But I wasn't quoting law, but the guidelines as to how we (as in ARU land) are supposed to interpret the laws.
For your benefit here is the ARU game management guidelines on lifting tackles.
"Lifting tackles that place players in danger of injury must have serious consequences. The onus is on the tackler to complete the tackle safely. Dropping or throwing tackled players once they are in a dangerous position is to be strongly sanctioned.
Any time a tackled player's legs are lifted above horizontal it should result in a yellow card as a minimum.
If the tackled player is lifted and lands on his shoulder or head area it should result in a red card. A tackled player placing a hand down at the last second to stop a 'head or shoulder area landing' should not influence this sanction."
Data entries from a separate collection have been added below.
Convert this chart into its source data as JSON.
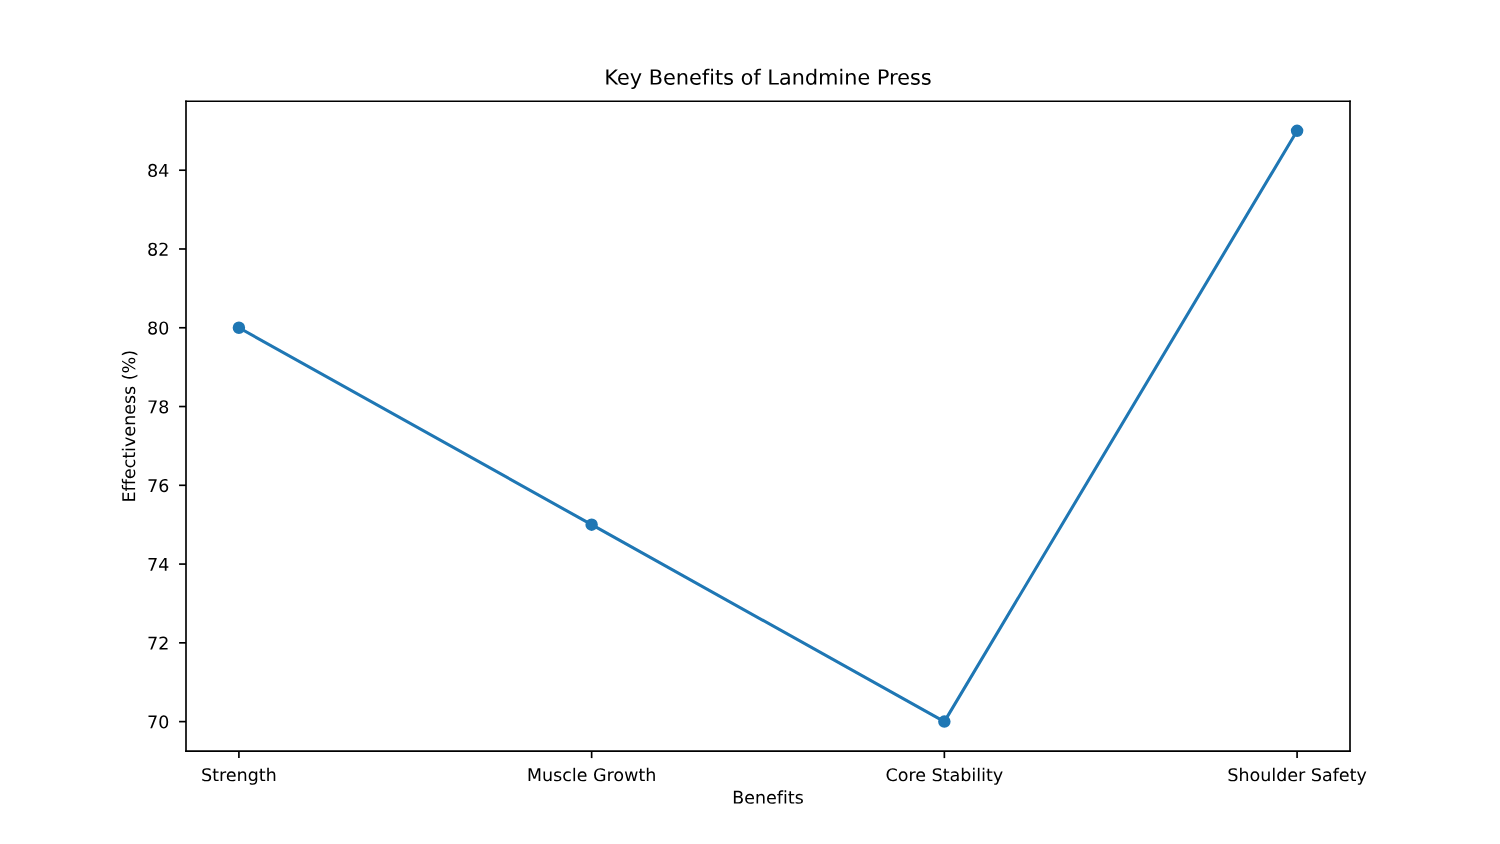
{
  "chart_data": {
    "type": "line",
    "title": "Key Benefits of Landmine Press",
    "xlabel": "Benefits",
    "ylabel": "Effectiveness (%)",
    "categories": [
      "Strength",
      "Muscle Growth",
      "Core Stability",
      "Shoulder Safety"
    ],
    "series": [
      {
        "color": "#1f77b4",
        "values": [
          80,
          75,
          70,
          85
        ]
      }
    ],
    "ylim": [
      69.25,
      85.75
    ],
    "yticks": [
      70,
      72,
      74,
      76,
      78,
      80,
      82,
      84
    ],
    "marker": "circle",
    "line_style": "solid",
    "grid": false,
    "legend": false
  }
}
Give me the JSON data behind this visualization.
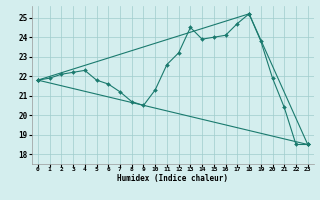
{
  "xlabel": "Humidex (Indice chaleur)",
  "bg_color": "#d4eeee",
  "grid_color": "#a0cccc",
  "line_color": "#1a7a6e",
  "xlim": [
    -0.5,
    23.5
  ],
  "ylim": [
    17.5,
    25.6
  ],
  "yticks": [
    18,
    19,
    20,
    21,
    22,
    23,
    24,
    25
  ],
  "xticks": [
    0,
    1,
    2,
    3,
    4,
    5,
    6,
    7,
    8,
    9,
    10,
    11,
    12,
    13,
    14,
    15,
    16,
    17,
    18,
    19,
    20,
    21,
    22,
    23
  ],
  "line1_x": [
    0,
    1,
    2,
    3,
    4,
    5,
    6,
    7,
    8,
    9,
    10,
    11,
    12,
    13,
    14,
    15,
    16,
    17,
    18,
    19,
    20,
    21,
    22,
    23
  ],
  "line1_y": [
    21.8,
    21.9,
    22.1,
    22.2,
    22.3,
    21.8,
    21.6,
    21.2,
    20.7,
    20.5,
    21.3,
    22.6,
    23.2,
    24.5,
    23.9,
    24.0,
    24.1,
    24.7,
    25.2,
    23.8,
    21.9,
    20.4,
    18.5,
    18.5
  ],
  "line2_x": [
    0,
    18,
    23
  ],
  "line2_y": [
    21.8,
    25.2,
    18.5
  ],
  "line3_x": [
    0,
    23
  ],
  "line3_y": [
    21.8,
    18.5
  ]
}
I'm aware of the guideline. My point was that even if the guideline was to be taken to refer only to the situation when
both a player's legs are taken above the horizontal (not an inevitable, nor necessarily the most likely, construction), the Law itself doesn't, and the preamble to the guideline doesn't suggest that it represents the only situation in which a YC/RC should be considered for breach of the Law
As for construction of the guideline: if the dress code for a function says that "T-shirts shall not be worn", does that mean that I am OK if I only wear one T-shirt?
Or, closer to the specific subject: the guideline says that "Dropping or throwing tackled player
s once they are in a dangerous position..."; does that mean that provided I only drop or throw one player I'm outside the guideline?
FWIW, the first video illustrating Law 10.4(j) is the Warburton/LeClerc tackle; the second is a tackle similar to the tackle on McKinnon (from which I wish him the best for recovery), with only one leg lifted and the other following. If White 5 hadn't got his arm out, it looked an even more dangerous tackle than the Warburton/LeClerc one.